Researchers from Harvard University and the University of Pennsylvania have published a new hypothesis, dubbed the "Mind After Midnight" hypothesis, suggesting that neurophysiological changes occur in the brain when people are awake after midnight. The absolute time these changes occur is relative to your Circadian rhythm but typically occur after midnight, impacting the brain's reward processing, impulse control, and information processing functions.
The researchers found people were more likely to view the world negatively and make impulsive decisions or engage in harmful behaviors without fully considering the consequences. Part of the biological basis for these effects is the circadian influence of positive affect and negative affect, the tendency to view information in a positive or negative light, respectively. Positive affect is highest in the morning after waking and falls to its lowest levels at night when the body is ready for sleep, and negative affect is at its lowest and highest at the opposite times.

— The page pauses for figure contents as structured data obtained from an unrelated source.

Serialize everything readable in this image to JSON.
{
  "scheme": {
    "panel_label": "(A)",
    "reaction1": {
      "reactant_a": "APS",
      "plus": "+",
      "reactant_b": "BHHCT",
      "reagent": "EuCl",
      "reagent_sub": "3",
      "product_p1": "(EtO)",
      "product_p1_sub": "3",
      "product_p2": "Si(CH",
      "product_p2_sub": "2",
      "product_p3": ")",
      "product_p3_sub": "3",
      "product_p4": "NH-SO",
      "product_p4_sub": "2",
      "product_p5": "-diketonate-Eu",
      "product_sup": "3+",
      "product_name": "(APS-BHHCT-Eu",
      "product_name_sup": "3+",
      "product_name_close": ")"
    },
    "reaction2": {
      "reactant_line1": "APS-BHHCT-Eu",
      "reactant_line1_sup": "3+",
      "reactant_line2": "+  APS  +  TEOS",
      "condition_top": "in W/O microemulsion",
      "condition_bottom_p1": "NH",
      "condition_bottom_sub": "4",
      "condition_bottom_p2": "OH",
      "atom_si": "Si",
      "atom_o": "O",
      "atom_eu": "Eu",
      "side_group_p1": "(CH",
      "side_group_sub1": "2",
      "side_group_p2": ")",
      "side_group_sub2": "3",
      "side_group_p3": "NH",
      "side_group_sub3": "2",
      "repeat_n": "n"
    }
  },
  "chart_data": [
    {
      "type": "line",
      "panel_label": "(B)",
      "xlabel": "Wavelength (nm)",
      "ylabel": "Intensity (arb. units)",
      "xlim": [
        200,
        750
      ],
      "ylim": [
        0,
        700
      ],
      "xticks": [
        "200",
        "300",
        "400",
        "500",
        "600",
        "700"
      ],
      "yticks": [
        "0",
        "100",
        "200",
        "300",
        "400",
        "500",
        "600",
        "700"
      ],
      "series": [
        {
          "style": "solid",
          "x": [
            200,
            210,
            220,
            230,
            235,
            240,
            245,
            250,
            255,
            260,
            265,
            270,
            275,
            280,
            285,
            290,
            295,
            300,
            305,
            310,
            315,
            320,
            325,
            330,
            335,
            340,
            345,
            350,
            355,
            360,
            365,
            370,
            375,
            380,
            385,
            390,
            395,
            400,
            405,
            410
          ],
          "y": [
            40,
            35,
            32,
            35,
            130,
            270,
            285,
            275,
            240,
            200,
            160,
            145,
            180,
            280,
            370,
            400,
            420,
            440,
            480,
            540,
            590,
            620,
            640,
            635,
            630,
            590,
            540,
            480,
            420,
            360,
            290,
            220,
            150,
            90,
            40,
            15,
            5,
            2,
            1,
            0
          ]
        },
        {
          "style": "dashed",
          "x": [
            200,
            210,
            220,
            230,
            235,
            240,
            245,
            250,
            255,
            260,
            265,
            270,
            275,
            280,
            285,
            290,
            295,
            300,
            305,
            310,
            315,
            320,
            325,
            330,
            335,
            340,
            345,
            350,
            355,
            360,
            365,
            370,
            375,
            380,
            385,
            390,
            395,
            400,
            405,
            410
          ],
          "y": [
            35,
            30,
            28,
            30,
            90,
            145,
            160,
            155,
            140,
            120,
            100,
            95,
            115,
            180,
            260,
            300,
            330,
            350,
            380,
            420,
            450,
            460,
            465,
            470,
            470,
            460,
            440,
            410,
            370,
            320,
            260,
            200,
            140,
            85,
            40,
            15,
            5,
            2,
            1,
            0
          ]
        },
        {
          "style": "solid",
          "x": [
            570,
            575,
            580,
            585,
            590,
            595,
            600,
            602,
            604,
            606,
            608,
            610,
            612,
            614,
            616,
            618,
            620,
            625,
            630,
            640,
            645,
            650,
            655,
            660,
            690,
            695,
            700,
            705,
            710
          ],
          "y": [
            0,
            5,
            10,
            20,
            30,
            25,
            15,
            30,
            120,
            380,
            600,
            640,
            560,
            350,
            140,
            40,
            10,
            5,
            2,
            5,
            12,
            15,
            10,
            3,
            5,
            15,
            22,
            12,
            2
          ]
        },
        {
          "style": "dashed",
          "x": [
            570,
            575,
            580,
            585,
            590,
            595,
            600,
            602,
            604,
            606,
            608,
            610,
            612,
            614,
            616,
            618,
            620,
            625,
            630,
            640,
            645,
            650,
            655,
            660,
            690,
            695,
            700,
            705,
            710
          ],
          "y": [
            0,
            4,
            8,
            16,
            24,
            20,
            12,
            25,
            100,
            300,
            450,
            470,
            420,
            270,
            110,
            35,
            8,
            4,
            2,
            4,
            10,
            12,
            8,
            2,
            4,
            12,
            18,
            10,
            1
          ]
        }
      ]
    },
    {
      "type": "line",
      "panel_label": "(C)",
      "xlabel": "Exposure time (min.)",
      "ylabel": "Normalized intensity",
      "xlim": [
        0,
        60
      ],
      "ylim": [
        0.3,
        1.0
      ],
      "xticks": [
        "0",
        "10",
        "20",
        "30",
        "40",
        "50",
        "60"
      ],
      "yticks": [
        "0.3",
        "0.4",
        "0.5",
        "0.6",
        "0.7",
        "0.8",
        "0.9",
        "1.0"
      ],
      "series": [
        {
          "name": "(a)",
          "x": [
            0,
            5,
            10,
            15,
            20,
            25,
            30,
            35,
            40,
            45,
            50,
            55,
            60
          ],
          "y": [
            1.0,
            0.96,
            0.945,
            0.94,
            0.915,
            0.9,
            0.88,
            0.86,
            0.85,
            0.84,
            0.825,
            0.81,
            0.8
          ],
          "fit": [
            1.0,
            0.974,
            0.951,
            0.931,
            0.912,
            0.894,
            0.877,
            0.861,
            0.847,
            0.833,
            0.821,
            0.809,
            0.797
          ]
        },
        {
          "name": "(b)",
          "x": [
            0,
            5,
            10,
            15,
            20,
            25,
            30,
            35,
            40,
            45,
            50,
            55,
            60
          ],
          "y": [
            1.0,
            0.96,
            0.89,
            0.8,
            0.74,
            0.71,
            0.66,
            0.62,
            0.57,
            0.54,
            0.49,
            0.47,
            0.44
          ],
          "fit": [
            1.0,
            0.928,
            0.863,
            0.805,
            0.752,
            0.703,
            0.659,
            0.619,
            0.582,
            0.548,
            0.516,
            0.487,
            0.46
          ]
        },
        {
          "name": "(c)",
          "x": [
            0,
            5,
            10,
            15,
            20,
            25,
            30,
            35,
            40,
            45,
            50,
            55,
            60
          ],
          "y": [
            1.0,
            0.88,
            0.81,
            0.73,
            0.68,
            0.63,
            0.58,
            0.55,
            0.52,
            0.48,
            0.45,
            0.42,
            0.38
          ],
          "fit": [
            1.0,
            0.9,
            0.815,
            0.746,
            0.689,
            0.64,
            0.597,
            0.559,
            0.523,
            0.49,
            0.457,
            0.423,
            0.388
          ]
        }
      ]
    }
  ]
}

Dopamine levels also rise at night, which can promote engaging in riskier behavior as the reward and motivation systems in the brain are influenced. In combination with skewed information processing capacity and other circadian-influenced systems, dopamine can result in poorer decision-making and function late at night.
"The basic idea is that from a high level, global, evolutionary standpoint, your internal biological circadian clock is tuned towards processes that promote sleep, not wakefulness, after midnight," said the paper's senior author Elizabeth B. Klerman, MD, Ph.D.
"There are millions of people who are awake in the middle of the night, and there's fairly good evidence that their brain is not functioning as well as it does during the day. My plea is for more research to look at that, because their health and safety, as well as that of others, is affected," said Klerman.